La muerte de la democracia
Por Ignacio Imas, gerente asuntos públicos Imaginaccion
La Segunda / Columna de opinión
1 de octubre 2025
La democracia no está siendo derrocada. Está muriendo, sí, pero sin escándalos ni sobresaltos. Desaparece con lentitud, como esas cosas que dejamos de ver no porque se escondan, sino porque hemos dejado de prestar atención. Y lo más inquietante: no sólo somos testigos, también somos cómplices. No me refiero al régimen político formal —que, con más o menos grietas, sigue en pie—, sino a la experiencia democrática: ese espacio frágil en que distintos conviven, en que se construye lo común desde la diferencia, en que el desacuerdo no es un riesgo, sino una posibilidad. Hoy, esa experiencia se está vaciando. La democracia se está volviendo irrelevante. Y ese deterioro tiene algunas causas. Hemos elitizado el debate. Las conversación sobre el mejoramiento de las democracias se ha vuelto ininteligible, restringiéndolas a círculos académicos y élites. El ciudadano ha dejado de ser destinatario de los mensajes, el saber técnico se ha desarraigado y, por tanto, la política se ha desconectado de la vida concreta. Otro motivo, más incómodo, es la hipocresía. Decimos valorar la democracia, pero toleramos a quienes la degradan. Nos indignamos cuando alguien miente, pero lo aceptamos con nuestro silencio u omisión.
Permitimos que se instale la desinformación como parte del juego, y luego nos sorprendemos cuando el resultado es desconfianza o apatía. Esta contradicción se ha vuelto estructural. Queremos instituciones sólidas, pero nos fascinan las polémicas. Hablamos de participación, pero tratamos el espacio público como una trinchera. Tal hipocresía ha transitado a esa abulia social generalizada: no importa cómo gobiernen, sino el logro de los objetivos. Mientras, surgen liderazgos que no prometen convivir sino vencer, a través de la política de adversario. Y frente a ese lenguaje binario, los matices democráticos parecen débiles.
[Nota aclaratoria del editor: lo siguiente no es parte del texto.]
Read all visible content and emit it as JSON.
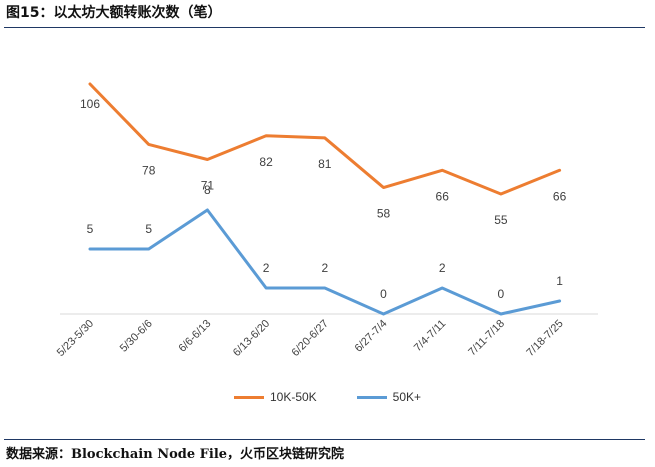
{
  "figure_title": "图15：以太坊大额转账次数（笔）",
  "source": "数据来源：Blockchain Node File，火币区块链研究院",
  "chart_data": {
    "type": "line",
    "title": "",
    "xlabel": "",
    "ylabel": "",
    "categories": [
      "5/23-5/30",
      "5/30-6/6",
      "6/6-6/13",
      "6/13-6/20",
      "6/20-6/27",
      "6/27-7/4",
      "7/4-7/11",
      "7/11-7/18",
      "7/18-7/25"
    ],
    "series": [
      {
        "name": "10K-50K",
        "color": "#ed7d31",
        "values": [
          106,
          78,
          71,
          82,
          81,
          58,
          66,
          55,
          66
        ]
      },
      {
        "name": "50K+",
        "color": "#5b9bd5",
        "values": [
          5,
          5,
          8,
          2,
          2,
          0,
          2,
          0,
          1
        ]
      }
    ],
    "legend_position": "bottom",
    "grid": false
  }
}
La democracia es lenta, exige escucha, requiere acuerdos. Pero hoy todo eso se percibe como signo de debilidad. Particularmente inquietante en este proceso es la falta de duelo. Nadie parece lamentar la pérdida. Más bien la aceptamos como algo inevitable: que la política sea un espectáculo, los partidos ya no representen y las instituciones funcionen por inercia.
Y cuando algo se vuelve normal, deja de preocuparnos. ¿Es posible revertir esta tendencia? Tal vez. Pero no bastan reformas normativas. Lo que necesitamos es una ética democrática cotidiana: formas de habitar lo público que no estén marcadas por el cálculo o el desprecio. Necesitamos recuperar el valor del desacuerdo, la lentitud del diálogo, la posibilidad de cambiar de opinión sin ser cancelado. No escribo esto para advertir de nombres propios, porque las personas continuarán pasando, pero esa pulsión pesimista seguramente se agudizará. Lo que nos quedará es un modelo de democracia hueca. Con apariencia de vida, pero muerta por dentro.